Lesson Learned: Don’t Exceed Binding Authority

Lesson Learned: Don’t Exceed Binding Authority

All independent insurance agents have worked without binding authority.  Even some agency contracts specifically note that there is no binding authority on the part of the agent. On the other hand, binding authority is given to many agents and if you are one of them, you need to realize that there is some risk to using that authority. It is particularly important that you do not exceed that authority and act within its limitation at all times.

Your risk of exposure under your E&O insurance for insurance agents continues from the time you issue the binder until the written policy has been issued.  Once the formal policy has been issued, the binder is extinguished and merges with the actual policy.

Here is an example of an insurance agent exceeding his binding authority which led to an E&O insurance claim being filed against him. Review the facts and the E&O insurance prevention tips that follow. Learn all you can about reducing your exposure to any E&O insurance claim.
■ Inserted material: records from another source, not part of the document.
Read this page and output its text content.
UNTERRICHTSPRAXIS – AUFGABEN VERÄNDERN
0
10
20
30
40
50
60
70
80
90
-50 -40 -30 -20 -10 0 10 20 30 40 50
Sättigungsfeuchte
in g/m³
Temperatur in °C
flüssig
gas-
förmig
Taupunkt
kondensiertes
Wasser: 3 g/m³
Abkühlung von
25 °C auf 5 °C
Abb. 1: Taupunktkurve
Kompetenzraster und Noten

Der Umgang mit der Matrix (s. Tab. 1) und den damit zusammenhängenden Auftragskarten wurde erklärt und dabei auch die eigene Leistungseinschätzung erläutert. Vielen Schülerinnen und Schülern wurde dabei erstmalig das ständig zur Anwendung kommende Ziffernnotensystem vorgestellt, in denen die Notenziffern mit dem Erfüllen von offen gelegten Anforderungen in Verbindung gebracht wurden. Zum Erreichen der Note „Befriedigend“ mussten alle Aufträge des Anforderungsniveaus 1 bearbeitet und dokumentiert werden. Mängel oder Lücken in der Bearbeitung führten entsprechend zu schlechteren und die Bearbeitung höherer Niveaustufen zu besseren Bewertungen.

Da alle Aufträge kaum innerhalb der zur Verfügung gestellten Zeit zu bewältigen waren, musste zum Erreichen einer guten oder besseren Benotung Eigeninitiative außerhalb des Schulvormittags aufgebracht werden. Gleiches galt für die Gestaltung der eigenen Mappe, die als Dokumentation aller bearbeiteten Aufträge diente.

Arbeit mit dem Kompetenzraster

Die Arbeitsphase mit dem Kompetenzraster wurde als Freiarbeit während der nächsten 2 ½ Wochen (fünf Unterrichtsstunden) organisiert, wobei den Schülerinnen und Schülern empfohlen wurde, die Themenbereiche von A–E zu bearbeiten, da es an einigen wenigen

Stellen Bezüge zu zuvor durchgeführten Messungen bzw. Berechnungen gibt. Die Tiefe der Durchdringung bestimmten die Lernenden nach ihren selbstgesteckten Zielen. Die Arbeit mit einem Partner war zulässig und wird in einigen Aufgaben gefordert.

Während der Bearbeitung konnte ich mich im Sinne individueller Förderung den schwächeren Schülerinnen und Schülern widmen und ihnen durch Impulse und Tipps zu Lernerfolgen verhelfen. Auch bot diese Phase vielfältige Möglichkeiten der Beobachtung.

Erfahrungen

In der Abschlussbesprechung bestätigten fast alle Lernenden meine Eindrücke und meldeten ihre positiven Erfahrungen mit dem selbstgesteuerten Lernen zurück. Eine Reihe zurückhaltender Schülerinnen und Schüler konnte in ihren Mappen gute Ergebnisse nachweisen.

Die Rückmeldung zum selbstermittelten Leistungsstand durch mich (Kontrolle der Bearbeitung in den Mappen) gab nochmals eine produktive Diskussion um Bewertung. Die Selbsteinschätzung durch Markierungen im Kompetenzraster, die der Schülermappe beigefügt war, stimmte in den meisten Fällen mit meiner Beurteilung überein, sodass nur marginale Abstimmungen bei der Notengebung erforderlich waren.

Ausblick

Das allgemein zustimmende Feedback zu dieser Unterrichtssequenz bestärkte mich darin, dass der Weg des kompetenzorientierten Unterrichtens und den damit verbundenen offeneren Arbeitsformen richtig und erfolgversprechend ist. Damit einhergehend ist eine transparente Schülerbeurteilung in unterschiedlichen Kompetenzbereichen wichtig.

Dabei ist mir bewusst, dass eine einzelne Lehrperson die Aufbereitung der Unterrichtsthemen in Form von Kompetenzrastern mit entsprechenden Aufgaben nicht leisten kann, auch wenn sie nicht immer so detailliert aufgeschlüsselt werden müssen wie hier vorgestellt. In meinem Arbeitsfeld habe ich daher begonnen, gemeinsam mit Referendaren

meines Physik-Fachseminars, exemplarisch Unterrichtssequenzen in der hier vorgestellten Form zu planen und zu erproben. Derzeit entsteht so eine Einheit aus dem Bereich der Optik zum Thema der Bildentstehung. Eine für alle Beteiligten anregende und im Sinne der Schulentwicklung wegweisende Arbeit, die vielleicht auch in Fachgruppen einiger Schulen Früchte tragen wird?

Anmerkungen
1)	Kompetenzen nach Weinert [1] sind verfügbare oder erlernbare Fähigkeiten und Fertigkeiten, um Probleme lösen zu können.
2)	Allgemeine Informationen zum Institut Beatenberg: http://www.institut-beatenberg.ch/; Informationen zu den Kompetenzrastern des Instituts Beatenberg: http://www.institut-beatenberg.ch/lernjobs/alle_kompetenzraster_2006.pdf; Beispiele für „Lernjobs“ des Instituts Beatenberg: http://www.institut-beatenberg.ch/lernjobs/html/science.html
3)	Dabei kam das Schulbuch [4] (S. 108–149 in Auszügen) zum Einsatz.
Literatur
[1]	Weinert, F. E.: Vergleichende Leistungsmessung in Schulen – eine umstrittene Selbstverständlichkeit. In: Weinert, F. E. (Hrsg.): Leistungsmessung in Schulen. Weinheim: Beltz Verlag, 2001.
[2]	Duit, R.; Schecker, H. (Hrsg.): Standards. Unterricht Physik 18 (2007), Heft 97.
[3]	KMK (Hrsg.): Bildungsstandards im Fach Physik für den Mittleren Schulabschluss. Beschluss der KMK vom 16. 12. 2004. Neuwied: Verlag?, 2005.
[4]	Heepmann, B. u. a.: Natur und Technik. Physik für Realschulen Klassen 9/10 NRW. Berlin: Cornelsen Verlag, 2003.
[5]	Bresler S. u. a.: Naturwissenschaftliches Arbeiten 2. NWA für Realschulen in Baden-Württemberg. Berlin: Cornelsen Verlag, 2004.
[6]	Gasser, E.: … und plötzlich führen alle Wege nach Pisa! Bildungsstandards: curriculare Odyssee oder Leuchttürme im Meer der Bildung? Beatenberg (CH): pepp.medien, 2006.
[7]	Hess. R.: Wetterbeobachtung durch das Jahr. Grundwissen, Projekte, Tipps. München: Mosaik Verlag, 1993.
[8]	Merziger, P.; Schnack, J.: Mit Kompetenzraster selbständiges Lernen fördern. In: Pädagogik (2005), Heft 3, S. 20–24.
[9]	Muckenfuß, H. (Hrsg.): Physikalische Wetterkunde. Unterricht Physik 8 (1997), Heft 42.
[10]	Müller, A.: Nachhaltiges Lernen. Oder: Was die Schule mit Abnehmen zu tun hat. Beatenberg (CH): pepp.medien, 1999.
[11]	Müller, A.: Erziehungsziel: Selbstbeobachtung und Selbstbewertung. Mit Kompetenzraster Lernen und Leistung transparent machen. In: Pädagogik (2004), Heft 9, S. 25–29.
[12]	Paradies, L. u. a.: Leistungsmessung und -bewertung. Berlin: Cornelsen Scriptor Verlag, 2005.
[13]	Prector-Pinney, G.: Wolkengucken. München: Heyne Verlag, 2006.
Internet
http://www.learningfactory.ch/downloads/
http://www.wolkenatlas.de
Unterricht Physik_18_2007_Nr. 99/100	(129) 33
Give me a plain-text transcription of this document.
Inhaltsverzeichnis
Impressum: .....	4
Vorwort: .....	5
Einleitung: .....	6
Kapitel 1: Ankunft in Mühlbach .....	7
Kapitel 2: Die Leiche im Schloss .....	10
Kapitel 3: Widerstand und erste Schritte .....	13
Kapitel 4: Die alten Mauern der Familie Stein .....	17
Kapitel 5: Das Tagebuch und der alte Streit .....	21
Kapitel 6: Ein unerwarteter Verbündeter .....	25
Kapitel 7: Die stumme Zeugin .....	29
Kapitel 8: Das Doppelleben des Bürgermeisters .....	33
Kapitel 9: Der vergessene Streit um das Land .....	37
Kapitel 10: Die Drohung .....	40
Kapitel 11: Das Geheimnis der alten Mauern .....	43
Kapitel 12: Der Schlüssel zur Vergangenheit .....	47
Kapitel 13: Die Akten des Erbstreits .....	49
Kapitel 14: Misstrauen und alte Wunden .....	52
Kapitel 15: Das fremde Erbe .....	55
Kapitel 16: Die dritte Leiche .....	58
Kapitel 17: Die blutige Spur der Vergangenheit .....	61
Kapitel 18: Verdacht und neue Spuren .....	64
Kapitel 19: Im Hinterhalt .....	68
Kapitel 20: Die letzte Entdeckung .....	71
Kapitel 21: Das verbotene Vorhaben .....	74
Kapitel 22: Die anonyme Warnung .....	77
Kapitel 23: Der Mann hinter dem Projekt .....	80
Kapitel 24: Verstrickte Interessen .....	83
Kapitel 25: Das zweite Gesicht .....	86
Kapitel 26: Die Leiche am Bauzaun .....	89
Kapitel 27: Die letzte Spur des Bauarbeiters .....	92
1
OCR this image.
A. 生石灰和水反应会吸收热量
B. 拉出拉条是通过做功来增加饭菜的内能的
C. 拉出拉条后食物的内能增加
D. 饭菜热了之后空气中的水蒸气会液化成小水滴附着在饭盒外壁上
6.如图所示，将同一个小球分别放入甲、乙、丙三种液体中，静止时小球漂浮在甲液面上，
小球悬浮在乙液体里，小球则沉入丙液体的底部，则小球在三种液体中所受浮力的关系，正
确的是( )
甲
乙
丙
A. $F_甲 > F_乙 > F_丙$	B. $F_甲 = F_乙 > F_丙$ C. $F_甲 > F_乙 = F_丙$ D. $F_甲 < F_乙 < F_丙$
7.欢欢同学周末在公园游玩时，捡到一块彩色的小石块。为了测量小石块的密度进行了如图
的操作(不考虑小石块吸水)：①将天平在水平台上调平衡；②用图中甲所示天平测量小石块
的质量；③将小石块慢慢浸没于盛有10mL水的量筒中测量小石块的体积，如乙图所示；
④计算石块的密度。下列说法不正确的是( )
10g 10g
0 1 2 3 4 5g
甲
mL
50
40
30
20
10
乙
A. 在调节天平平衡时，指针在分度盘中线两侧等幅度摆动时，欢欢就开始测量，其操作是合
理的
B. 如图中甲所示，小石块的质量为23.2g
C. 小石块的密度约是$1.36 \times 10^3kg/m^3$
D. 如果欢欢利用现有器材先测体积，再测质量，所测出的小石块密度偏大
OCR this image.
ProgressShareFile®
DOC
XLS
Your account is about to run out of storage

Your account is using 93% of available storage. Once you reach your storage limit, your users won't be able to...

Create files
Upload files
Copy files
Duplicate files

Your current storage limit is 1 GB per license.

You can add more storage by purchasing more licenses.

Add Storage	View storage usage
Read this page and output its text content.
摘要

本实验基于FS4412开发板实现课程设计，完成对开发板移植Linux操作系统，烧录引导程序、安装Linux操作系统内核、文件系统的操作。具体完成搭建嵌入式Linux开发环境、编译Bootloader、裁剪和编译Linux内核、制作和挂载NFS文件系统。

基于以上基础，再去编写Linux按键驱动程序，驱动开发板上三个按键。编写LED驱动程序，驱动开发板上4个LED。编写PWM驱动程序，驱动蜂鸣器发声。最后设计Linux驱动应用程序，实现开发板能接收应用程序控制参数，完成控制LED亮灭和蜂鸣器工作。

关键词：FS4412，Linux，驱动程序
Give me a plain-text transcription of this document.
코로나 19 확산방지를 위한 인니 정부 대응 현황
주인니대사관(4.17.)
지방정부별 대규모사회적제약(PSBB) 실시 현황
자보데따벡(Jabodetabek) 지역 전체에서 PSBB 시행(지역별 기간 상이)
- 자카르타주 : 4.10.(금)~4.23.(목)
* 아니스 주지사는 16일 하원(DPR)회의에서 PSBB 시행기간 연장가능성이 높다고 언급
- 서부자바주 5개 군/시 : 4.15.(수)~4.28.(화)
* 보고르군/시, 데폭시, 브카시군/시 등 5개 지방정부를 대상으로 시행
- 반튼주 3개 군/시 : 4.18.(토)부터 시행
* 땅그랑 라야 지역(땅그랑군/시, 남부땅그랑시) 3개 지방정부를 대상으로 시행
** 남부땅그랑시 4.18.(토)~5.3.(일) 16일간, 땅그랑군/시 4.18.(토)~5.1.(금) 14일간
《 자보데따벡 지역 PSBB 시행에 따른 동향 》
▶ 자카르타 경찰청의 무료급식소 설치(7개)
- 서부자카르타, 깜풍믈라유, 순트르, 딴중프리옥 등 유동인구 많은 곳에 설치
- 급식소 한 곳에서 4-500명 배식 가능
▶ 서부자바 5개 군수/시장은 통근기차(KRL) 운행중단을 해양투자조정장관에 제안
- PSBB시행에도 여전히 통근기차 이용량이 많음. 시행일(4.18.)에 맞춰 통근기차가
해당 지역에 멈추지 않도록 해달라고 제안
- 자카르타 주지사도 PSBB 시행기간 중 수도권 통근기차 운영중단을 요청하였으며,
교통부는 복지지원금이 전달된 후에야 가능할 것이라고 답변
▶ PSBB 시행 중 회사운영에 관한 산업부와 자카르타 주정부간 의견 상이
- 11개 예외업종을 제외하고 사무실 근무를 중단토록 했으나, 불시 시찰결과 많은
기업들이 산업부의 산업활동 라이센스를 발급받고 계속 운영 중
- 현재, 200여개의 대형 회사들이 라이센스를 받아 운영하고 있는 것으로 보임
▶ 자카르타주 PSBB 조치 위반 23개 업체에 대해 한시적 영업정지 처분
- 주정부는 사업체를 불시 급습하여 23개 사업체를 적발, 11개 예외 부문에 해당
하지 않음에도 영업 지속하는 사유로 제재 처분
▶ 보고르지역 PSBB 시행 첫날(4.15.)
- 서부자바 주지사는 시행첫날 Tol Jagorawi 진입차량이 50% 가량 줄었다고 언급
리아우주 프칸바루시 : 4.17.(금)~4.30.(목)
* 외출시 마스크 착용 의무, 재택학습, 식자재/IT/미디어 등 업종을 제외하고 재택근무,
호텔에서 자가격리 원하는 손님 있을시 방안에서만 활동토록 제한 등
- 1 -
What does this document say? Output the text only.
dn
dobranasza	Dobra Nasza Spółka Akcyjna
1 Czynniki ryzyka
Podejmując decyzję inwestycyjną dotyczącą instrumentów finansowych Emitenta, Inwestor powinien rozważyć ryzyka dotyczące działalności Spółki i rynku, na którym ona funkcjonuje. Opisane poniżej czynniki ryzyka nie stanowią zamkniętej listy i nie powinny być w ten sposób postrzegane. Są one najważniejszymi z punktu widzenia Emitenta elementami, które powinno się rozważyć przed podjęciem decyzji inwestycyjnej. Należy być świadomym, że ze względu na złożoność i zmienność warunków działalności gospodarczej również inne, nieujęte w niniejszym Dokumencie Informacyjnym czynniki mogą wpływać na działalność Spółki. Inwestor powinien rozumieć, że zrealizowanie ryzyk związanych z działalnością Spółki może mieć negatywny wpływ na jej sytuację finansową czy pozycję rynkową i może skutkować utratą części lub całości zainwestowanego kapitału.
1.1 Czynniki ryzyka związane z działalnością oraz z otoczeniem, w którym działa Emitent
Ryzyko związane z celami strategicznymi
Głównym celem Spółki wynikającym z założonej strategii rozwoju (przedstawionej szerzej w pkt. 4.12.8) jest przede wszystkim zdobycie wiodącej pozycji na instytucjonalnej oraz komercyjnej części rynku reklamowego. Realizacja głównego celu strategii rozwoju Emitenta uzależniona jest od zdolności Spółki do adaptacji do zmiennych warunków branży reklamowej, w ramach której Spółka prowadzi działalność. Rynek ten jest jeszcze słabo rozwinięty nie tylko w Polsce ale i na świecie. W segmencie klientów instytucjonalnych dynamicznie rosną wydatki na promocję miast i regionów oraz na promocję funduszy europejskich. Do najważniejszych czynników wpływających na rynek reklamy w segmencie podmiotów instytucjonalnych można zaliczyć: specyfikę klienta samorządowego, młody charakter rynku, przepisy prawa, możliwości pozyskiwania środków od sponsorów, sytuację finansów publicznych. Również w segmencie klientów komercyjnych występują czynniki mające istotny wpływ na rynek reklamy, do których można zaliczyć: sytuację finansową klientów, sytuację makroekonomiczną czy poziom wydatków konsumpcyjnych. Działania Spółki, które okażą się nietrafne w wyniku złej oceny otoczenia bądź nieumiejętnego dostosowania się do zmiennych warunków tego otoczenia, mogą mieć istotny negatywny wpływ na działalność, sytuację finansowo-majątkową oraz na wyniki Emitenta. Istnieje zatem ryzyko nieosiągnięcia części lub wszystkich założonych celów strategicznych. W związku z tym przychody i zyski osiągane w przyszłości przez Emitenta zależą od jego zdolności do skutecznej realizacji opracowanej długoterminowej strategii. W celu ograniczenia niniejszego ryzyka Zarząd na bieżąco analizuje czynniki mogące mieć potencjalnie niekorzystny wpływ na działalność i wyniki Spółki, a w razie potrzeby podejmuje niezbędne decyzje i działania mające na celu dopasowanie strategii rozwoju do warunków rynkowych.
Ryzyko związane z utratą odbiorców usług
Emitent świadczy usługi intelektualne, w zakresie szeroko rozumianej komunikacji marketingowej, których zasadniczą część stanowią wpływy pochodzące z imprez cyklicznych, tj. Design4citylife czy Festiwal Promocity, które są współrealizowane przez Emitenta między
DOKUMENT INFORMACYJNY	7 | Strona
Claim Description: An insurance agent met with a homeowner whose house was under construction. The agent bound the homeowners policy for $1.5 million when the agent had binding authority only for a maximum of $750,000. Any amount over $750,000 required authority from the underwriting department of the carrier. Other violations of the underwriting guidelines compounded the problem. First, the construction of the home had not been completed at the time the policy was bound. Second, the homeowners had no intention of occupying the residence within 30 days of the inception of the policy. The carrier paid the homeowners claim and sued the insurance agent under his E&O insurance policy for reimbursement alleging that the agent had exceeded his binding authority.  The E&O insurance claim cost was in excess of $1 million.

E&O Insurance Prevention tip: Know if you have binding authority and, if you do, do not exceed it. If you have any questions at all, contact the underwriting department.  Reduce all oral binders to writing and make it very clear that any promise made is consistent with the terms of the policy that will ultimately be issued.  Give the insured the opportunity to review an exemplar policy including the terms and conditions of the policy. Make a note that the insured either reviewed the exemplar or chose not to do so.